Nowadays, Science Gateways are a trending topic in the Grid community. This kind of web portals allows sending jobs to a Grid infrastructure through a single process. Science Gateway users can configure the vast majority of the parameters Command Line Interface (CLI) may need. This way, it is possible to specify job input and output files, monitor the status of a job and download its output when finished.

Science Gateways are a good tool for accessing distributed resources, not only Grid resources, but also other paradigms, since Science Gateways are considered as an universal interface to many kinds of distributed computing resources.

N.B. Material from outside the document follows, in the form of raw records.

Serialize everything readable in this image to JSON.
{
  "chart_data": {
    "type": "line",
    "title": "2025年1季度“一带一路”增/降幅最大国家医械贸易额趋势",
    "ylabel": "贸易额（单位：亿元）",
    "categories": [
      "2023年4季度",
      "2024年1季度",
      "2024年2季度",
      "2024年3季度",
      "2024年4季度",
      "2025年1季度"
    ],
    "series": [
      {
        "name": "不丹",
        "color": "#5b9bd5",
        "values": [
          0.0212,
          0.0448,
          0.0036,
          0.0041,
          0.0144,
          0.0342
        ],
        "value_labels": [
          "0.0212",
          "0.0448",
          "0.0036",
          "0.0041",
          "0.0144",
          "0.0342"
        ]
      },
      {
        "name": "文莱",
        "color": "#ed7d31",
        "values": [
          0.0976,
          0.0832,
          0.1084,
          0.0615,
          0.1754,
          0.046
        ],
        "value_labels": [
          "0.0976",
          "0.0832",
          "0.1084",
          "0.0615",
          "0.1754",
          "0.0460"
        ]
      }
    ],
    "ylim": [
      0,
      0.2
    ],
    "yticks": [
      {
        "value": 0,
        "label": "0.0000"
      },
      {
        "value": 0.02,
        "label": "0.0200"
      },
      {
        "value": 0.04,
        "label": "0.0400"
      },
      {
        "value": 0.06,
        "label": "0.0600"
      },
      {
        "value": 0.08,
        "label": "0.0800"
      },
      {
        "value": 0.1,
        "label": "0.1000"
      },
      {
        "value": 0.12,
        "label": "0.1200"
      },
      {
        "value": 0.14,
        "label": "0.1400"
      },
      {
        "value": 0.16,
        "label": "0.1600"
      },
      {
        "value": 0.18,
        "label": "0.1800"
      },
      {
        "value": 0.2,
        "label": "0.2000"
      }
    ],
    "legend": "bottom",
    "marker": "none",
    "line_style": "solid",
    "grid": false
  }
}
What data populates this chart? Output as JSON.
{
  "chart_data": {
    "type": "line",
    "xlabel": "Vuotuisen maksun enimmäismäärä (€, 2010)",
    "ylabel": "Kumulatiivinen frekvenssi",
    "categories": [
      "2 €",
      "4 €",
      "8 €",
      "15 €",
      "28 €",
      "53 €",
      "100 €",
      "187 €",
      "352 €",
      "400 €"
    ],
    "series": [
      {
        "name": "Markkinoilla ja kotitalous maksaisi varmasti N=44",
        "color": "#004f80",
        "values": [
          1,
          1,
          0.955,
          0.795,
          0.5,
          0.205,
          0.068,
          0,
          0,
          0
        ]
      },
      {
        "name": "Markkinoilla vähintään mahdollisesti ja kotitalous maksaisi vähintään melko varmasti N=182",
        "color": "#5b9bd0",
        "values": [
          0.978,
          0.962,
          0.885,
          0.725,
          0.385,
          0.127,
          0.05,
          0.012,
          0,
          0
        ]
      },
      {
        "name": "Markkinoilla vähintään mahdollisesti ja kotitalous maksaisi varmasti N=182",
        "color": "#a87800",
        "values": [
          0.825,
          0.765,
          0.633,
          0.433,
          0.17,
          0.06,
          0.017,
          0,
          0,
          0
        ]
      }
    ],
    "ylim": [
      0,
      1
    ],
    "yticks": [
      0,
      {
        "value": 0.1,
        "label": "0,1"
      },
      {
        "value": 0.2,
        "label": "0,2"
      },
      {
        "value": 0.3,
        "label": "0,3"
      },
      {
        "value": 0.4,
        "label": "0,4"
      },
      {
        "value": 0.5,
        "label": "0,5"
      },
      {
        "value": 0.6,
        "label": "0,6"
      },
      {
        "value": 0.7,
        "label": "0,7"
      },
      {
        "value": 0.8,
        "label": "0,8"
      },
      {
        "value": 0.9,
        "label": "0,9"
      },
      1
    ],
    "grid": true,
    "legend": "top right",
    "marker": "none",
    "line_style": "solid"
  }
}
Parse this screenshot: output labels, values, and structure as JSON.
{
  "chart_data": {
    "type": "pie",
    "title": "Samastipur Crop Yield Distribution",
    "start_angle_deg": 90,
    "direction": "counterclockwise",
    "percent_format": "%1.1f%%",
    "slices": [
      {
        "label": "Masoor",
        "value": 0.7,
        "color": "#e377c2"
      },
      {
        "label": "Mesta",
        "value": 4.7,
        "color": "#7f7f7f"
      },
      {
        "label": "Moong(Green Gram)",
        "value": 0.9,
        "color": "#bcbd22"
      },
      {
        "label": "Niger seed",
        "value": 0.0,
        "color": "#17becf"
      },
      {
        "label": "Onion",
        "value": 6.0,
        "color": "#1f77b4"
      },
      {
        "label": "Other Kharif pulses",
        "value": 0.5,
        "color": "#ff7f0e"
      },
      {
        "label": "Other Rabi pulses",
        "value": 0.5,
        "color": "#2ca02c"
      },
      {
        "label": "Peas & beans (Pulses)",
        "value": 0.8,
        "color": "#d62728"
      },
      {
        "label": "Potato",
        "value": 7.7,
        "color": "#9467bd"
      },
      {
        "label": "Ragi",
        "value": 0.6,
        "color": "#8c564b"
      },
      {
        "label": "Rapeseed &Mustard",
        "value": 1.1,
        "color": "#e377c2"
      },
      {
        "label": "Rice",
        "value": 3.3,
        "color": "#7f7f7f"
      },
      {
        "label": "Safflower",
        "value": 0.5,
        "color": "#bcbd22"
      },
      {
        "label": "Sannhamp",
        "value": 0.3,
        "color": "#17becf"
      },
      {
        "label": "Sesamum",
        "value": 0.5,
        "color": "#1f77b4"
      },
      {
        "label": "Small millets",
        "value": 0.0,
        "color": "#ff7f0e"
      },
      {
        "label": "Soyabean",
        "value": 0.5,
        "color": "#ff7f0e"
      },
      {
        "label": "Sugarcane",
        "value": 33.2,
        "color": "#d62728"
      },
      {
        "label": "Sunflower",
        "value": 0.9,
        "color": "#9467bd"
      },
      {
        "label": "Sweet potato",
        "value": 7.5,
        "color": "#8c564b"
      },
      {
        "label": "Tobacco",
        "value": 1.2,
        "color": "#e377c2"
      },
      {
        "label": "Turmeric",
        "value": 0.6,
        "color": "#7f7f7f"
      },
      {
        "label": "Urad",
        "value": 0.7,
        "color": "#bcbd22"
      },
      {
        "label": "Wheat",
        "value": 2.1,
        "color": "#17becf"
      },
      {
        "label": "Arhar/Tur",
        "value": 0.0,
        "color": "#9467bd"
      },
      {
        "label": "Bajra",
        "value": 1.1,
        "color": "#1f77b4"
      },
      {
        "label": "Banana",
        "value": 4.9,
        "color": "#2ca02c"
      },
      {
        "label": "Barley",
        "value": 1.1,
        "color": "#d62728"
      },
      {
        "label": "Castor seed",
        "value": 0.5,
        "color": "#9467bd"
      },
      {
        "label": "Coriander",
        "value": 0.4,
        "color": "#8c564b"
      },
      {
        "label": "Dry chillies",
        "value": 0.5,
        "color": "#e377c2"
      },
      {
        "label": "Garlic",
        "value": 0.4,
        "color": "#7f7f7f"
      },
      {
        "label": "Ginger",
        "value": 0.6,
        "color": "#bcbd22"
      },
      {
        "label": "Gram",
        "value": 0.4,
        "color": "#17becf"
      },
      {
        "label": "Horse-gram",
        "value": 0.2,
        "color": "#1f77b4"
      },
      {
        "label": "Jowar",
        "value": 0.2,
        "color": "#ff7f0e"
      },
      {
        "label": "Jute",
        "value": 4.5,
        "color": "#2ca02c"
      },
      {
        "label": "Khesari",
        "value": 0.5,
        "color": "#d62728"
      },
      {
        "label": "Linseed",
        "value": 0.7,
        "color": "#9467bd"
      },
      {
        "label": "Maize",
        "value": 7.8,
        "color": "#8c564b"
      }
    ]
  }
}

In this case, the GISELA Science Gateway development environment has been used to build a portlet for running a hyperspectral image processing application. Hyperspectral imaging, like other spectral imaging models, collect and process information gathered across the electromagnetic spectrum. The human eye sees visible light in three bands (red, green, and blue), however spectral imaging divides the spectrum into more bands. This technique of separating band images can be extended beyond the visible ones. The ported algorithm is known as Pixel Purity Index (PPI) and it is used for finding those pixels that present the most spectrally purity (extreme) value in multispectral and hyperspectral images. The Pixel Purity Index is computed by repeatedly projecting n-dimensional scatterplots onto a random unit vector. The extreme pixels in each projection are those pixels that fall onto the ends of the unit vector. The total number of times each pixel is marked as extreme is noted. A result image is created in which the value of each pixel corresponds to the number of times that the pixel was recorded as extreme. This algorithm is very useful for identifying which pixels are pure. Purity means that a pixel is only composed of a unique substance such as water, forest, ground, etc. The porting of the PPI algorithm to the GISELA Science Gateway will allow users to process 186 a wide range of hyperspectral images in a reasonable cost time. A single execution on a workstation is a high time-consuming task owing to the size of the images (can be sizes measured on several Gigabytes).

This work deals with the experience obtained during the application porting. It has been made through the GISELA Science Gateway development environment. The work also shows the way initial problems were solved and the procedure for performing an application successfully porting.